Another Horton Plaza casualty was the Galaxy Grill, a 50s diner operating on the mall’s restaurant plaza. Owner David Cohn, one of the most successful Downtown restaurateurs, closed it after 10 years. He says that while the Horton Plaza fast food section enjoyed a lot of foot traffic on the opposite side of the mall, fewer pedestrians passed his location. “We aren’t anti-mall,” he says. “The main issue was basically competition. You only have a captive audience of a certain size inside a mall, and they kept adding food outlets.” The Galaxy Grill has been replaced with a McDonald’s.
Despite the turnover, Horton Plaza is hardly in a slump. General Manager Scot Turcotte says that there are virtually no vacancies in the center. The Samba Grill, a Brazilian restaurant, is slated to open soon in Westfield Shoppingtown Horton Plaza. Westfield purchased Horton Plaza for $206 million in 1999 from Horton Associates.
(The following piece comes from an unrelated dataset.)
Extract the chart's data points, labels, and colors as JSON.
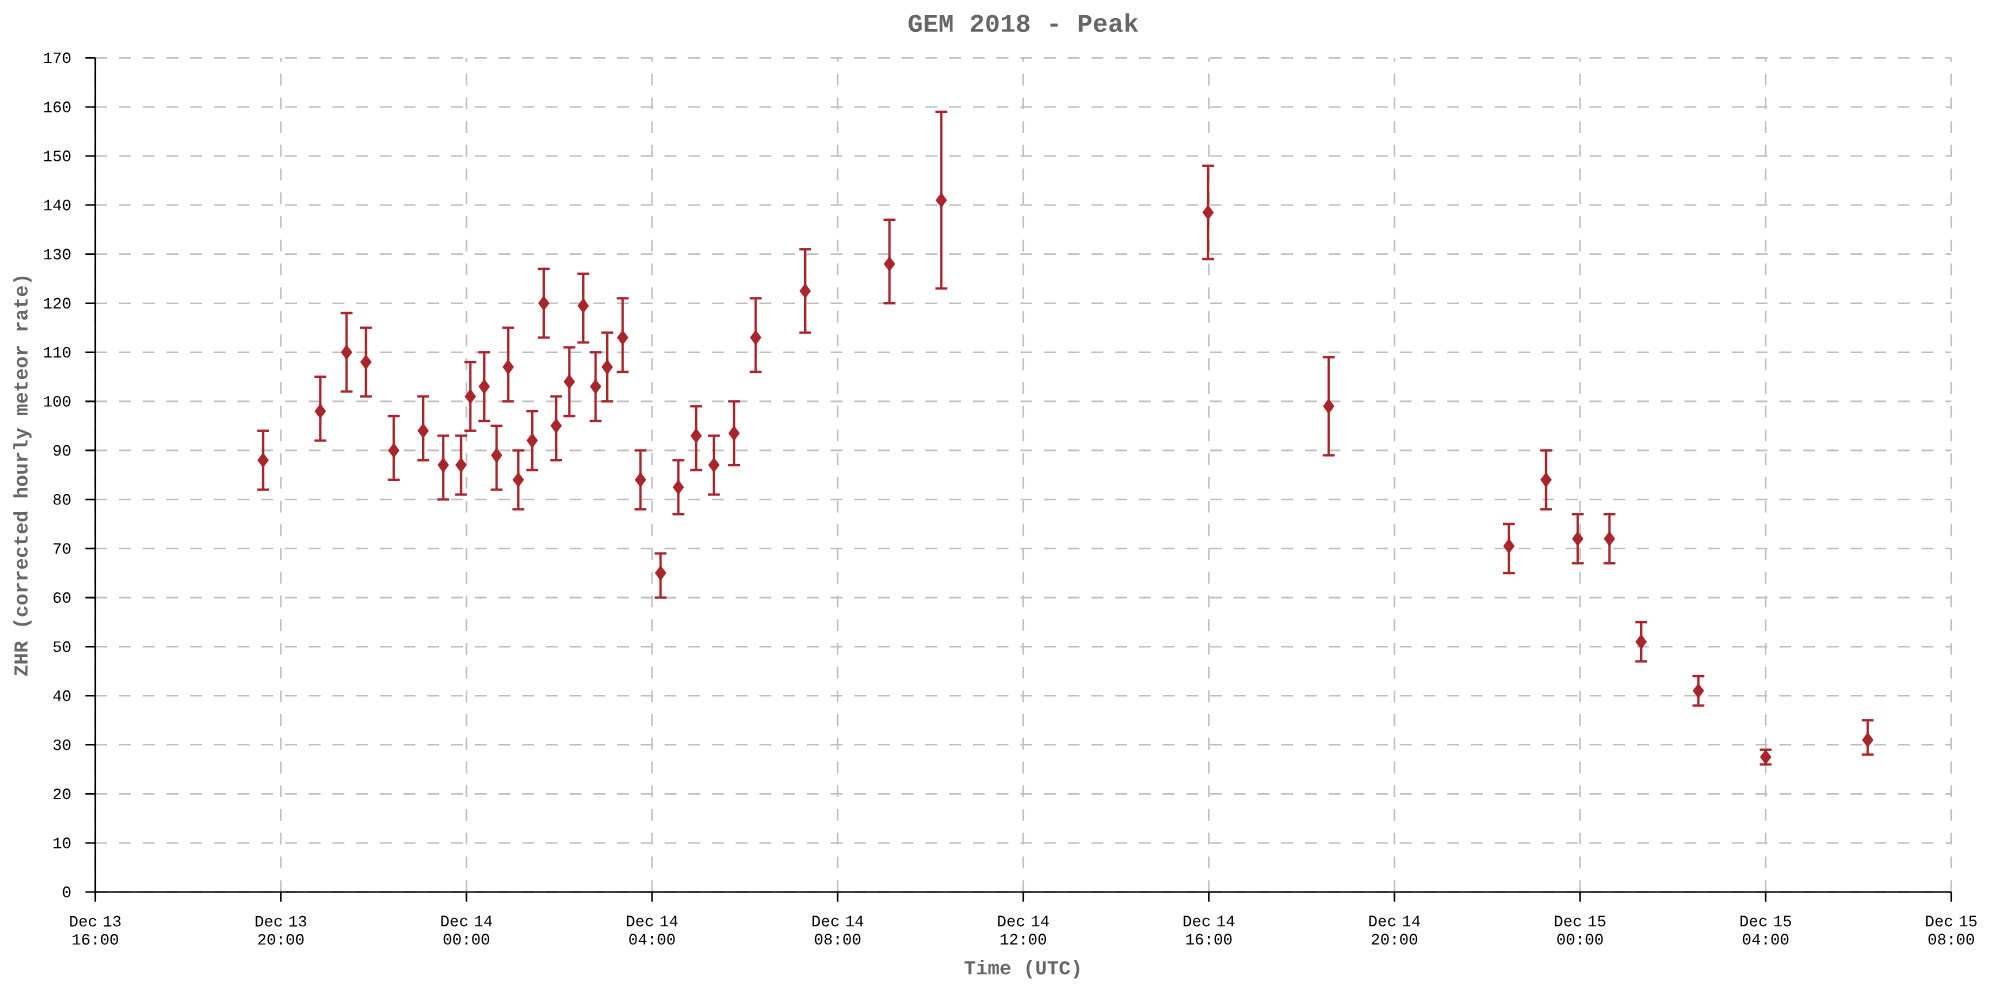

The retail scene is adapting to the times. “Finding the stores that fit the needs of our customers is our primary goal,” Turcotte says. That customer base has changed since its opening in 1985, when Horton Plaza relied more heavily on suburban shoppers. Today, the center benefits from the thousands of new Downtown residents, the Padres fans and the 800,000 conventioneers and 600,000 cruise ship passengers who arrive Downtown annually. Other changes are in the wind. Turcotte acknowledged that Westfield is in the early stages of discussing some Horton Plaza renovation concepts with CCDC. Consultants are looking at options that include repositioning portions of the mall to better serve Downtown’s surging residential population, as opposed to tourists, and the theaters are a candidate for redevelopment.
Meanwhile, the retail in the Gaslamp Quarter has begun to take off, attracting trendy stores like Quicksilver, Puma and Urban Outfitters. But potential shoppers walking in the Gaslamp neighborhood have few entrances into Horton Plaza shopping center. Gilchrist acknowledges that access was limited on purpose. At the time, there was no choice, he says, because the neighborhoods around it would scare off potential tenants and customers. No one had a crystal ball. Concludes Gilchrist, “If the project were being built today, and you had all the great residential activity going on and the activity of the convention center and the hotels, you probably would open it up a little more. But at the time, it was necessary to build it the way it was built.”
And, as history shows, the way it was built certainly helped build the Downtown of today.